ハッシュは「ハッシュ関数」と呼ばれるものに特定の値(キー)を与えて「ハッシュ値」を得ることで実現されています。 ハッシュ値はある範囲のなかの数値(一般的には0からN)のどれかとなり、 同じキーから生成されるハッシュ値は常に同じです。

上記の図でいうと、キーとして「John Smith」をハッシュ関数にかけるとハッシュ値「02」が得られています。 同様に「Lisa Smith」をハッシュ関数にかけると「01」となります。 そしてハッシュ値の範囲は00から15です。 この性質を考慮したうえで「ある集合に要素Xはあるか」ということをどのようにして実現するか想像してください。

ハッシュを使う場合、たとえば「John Smith」を集合に加える際には、 ハッシュ値「02」の場所に「John Smith」を格納します。 そして「John Smith」が存在するかどうかのチェックはハッシュ値「02」の場所に「John Smith」がいるかどうか確認すればいいのです。 一方、リストの探索であれば「先頭から末尾まで順に「John Smith」かどうかを確認していく」ことが必要です。 リストのサイズが大きければこの探索コストは非常に大きくなります。 「要素」の探索という面においてハッシュはリストに比べるとであるのに比べると随分スマートだと思いませんか。 実際、ハッシュを使った要素の探索は非常に高速です。

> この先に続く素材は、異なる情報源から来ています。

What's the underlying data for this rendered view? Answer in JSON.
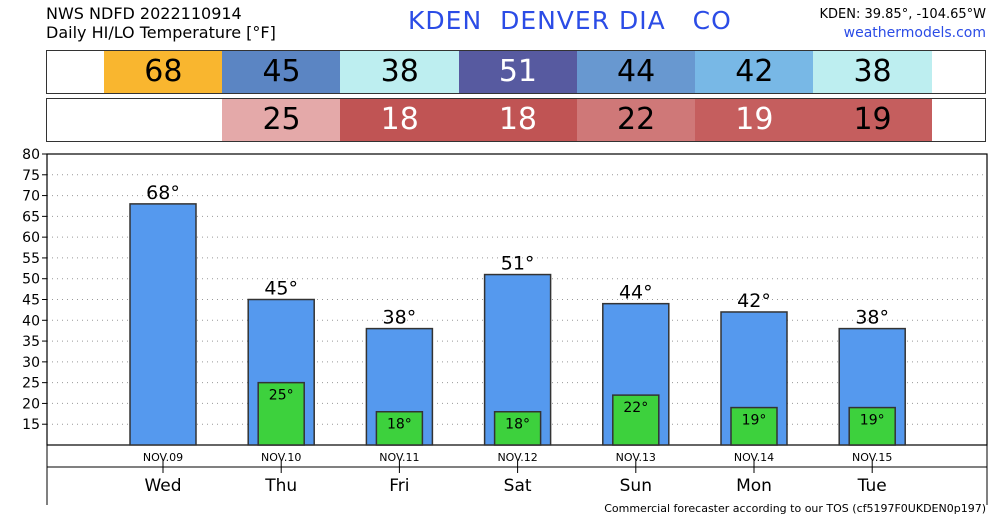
{
  "header": {
    "line1": "NWS NDFD 2022110914",
    "line2": "Daily HI/LO Temperature [°F]",
    "station_code": "KDEN",
    "station_name": "DENVER DIA",
    "state": "CO",
    "coords": "KDEN: 39.85°, -104.65°W",
    "site": "weathermodels.com"
  },
  "hi_strip": [
    {
      "value": "68",
      "color": "#f9b62f",
      "text_color": "#000000"
    },
    {
      "value": "45",
      "color": "#5b85c3",
      "text_color": "#000000"
    },
    {
      "value": "38",
      "color": "#bdeef0",
      "text_color": "#000000"
    },
    {
      "value": "51",
      "color": "#575aa0",
      "text_color": "#ffffff"
    },
    {
      "value": "44",
      "color": "#6898d0",
      "text_color": "#000000"
    },
    {
      "value": "42",
      "color": "#78b8e6",
      "text_color": "#000000"
    },
    {
      "value": "38",
      "color": "#bdeef0",
      "text_color": "#000000"
    }
  ],
  "lo_strip": [
    {
      "value": "",
      "color": "#ffffff",
      "text_color": "#000000"
    },
    {
      "value": "25",
      "color": "#e4a9a9",
      "text_color": "#000000"
    },
    {
      "value": "18",
      "color": "#c05454",
      "text_color": "#ffffff"
    },
    {
      "value": "18",
      "color": "#c05454",
      "text_color": "#ffffff"
    },
    {
      "value": "22",
      "color": "#cf7878",
      "text_color": "#000000"
    },
    {
      "value": "19",
      "color": "#c55e5e",
      "text_color": "#ffffff"
    },
    {
      "value": "19",
      "color": "#c55e5e",
      "text_color": "#000000"
    }
  ],
  "chart_data": {
    "type": "bar",
    "categories": [
      "NOV.09",
      "NOV.10",
      "NOV.11",
      "NOV.12",
      "NOV.13",
      "NOV.14",
      "NOV.15"
    ],
    "weekdays": [
      "Wed",
      "Thu",
      "Fri",
      "Sat",
      "Sun",
      "Mon",
      "Tue"
    ],
    "series": [
      {
        "values": [
          68,
          45,
          38,
          51,
          44,
          42,
          38
        ],
        "labels": [
          "68°",
          "45°",
          "38°",
          "51°",
          "44°",
          "42°",
          "38°"
        ],
        "color": "#5599ee"
      },
      {
        "values": [
          null,
          25,
          18,
          18,
          22,
          19,
          19
        ],
        "labels": [
          "",
          "25°",
          "18°",
          "18°",
          "22°",
          "19°",
          "19°"
        ],
        "color": "#3dd13d"
      }
    ],
    "ylim": [
      10,
      80
    ],
    "yticks": [
      15,
      20,
      25,
      30,
      35,
      40,
      45,
      50,
      55,
      60,
      65,
      70,
      75,
      80
    ],
    "grid": true
  },
  "footer": "Commercial forecaster according to our TOS (cf5197F0UKDEN0p197)"
}
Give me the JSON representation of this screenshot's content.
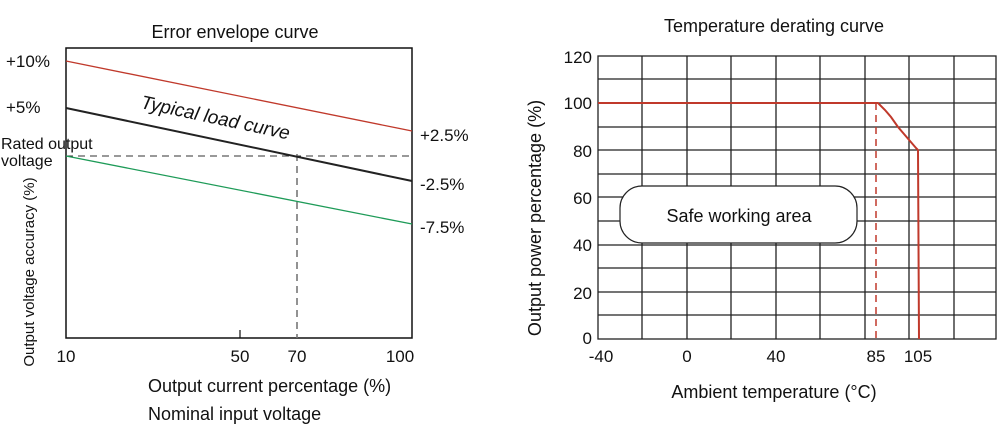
{
  "chart_data": [
    {
      "type": "line",
      "title": "Error envelope curve",
      "xlabel": "Output current percentage (%)",
      "subtitle": "Nominal input voltage",
      "ylabel": "Output voltage accuracy (%)",
      "xlim": [
        10,
        100
      ],
      "x_ticks": [
        10,
        50,
        70,
        100
      ],
      "left_labels": [
        {
          "text": "+10%",
          "y": 10
        },
        {
          "text": "+5%",
          "y": 5
        }
      ],
      "rated_label_line1": "Rated output",
      "rated_label_line2": "voltage",
      "series": [
        {
          "key": "upper",
          "label": "+2.5%",
          "color": "#c0392b",
          "x": [
            10,
            100
          ],
          "y": [
            10,
            2.5
          ]
        },
        {
          "name": "Typical load curve",
          "key": "typical",
          "label": "-2.5%",
          "color": "#222222",
          "x": [
            10,
            100
          ],
          "y": [
            5,
            -2.5
          ]
        },
        {
          "key": "lower",
          "label": "-7.5%",
          "color": "#1e9b58",
          "x": [
            10,
            100
          ],
          "y": [
            0,
            -7.5
          ]
        }
      ],
      "rated_y": 0,
      "marker_x": 70
    },
    {
      "type": "line",
      "title": "Temperature derating curve",
      "xlabel": "Ambient temperature (°C)",
      "ylabel": "Output power percentage (%)",
      "ylim": [
        0,
        120
      ],
      "y_ticks": [
        0,
        20,
        40,
        60,
        80,
        100,
        120
      ],
      "x_ticks": [
        "-40",
        "0",
        "40",
        "85",
        "105"
      ],
      "series": [
        {
          "color": "#c0392b",
          "x": [
            -40,
            85,
            88,
            91,
            95,
            98,
            101,
            102,
            102,
            103
          ],
          "y": [
            100,
            100,
            97,
            93,
            88,
            85,
            82,
            80,
            80,
            0
          ]
        }
      ],
      "dashed_x": 85,
      "annotation": "Safe working area"
    }
  ]
}
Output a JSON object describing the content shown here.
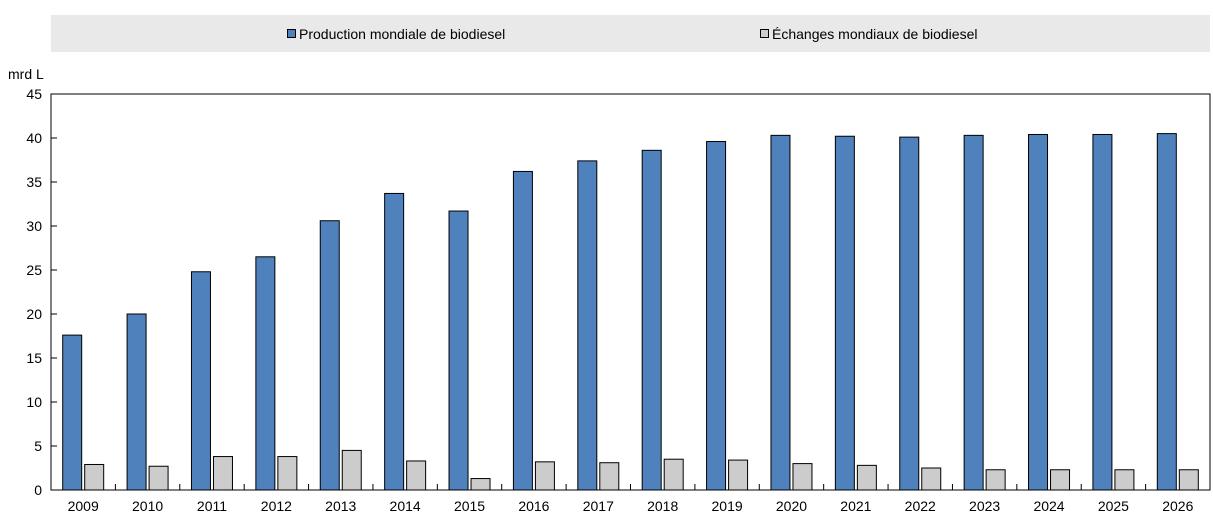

ただ、ハッシュも使い方を間違えると効率が悪くなります。もう一度図を見てください。 よく見ると「John Smith」と「Sandra Dee」は同じハッシュ値に割り当てられています。 これはいわゆる「ハッシュの衝突」と呼ばれており、これが多発すると探索のスピードが遅くなります。 なぜなら「Sandra Dee」の有無の確認をする際に「01」を見にいって、 そこに「John Smith」やほかの要素がたくさん入っていると、 「01」のなかで「リストの探索」のようにして全部をチェックしていかないといけないからです。

この問題を防ぐためにハッシュ値の範囲は十分な広さを持たせる必要があります。 たとえば今回のように00から15などという範囲は狭すぎるので、これをもっと広げます。 そうすると確率的には衝突は発生しにくくなります。 ただ、通常はこんなことを気にしなくてもPythonがよしなに処理してくれるので大丈夫です。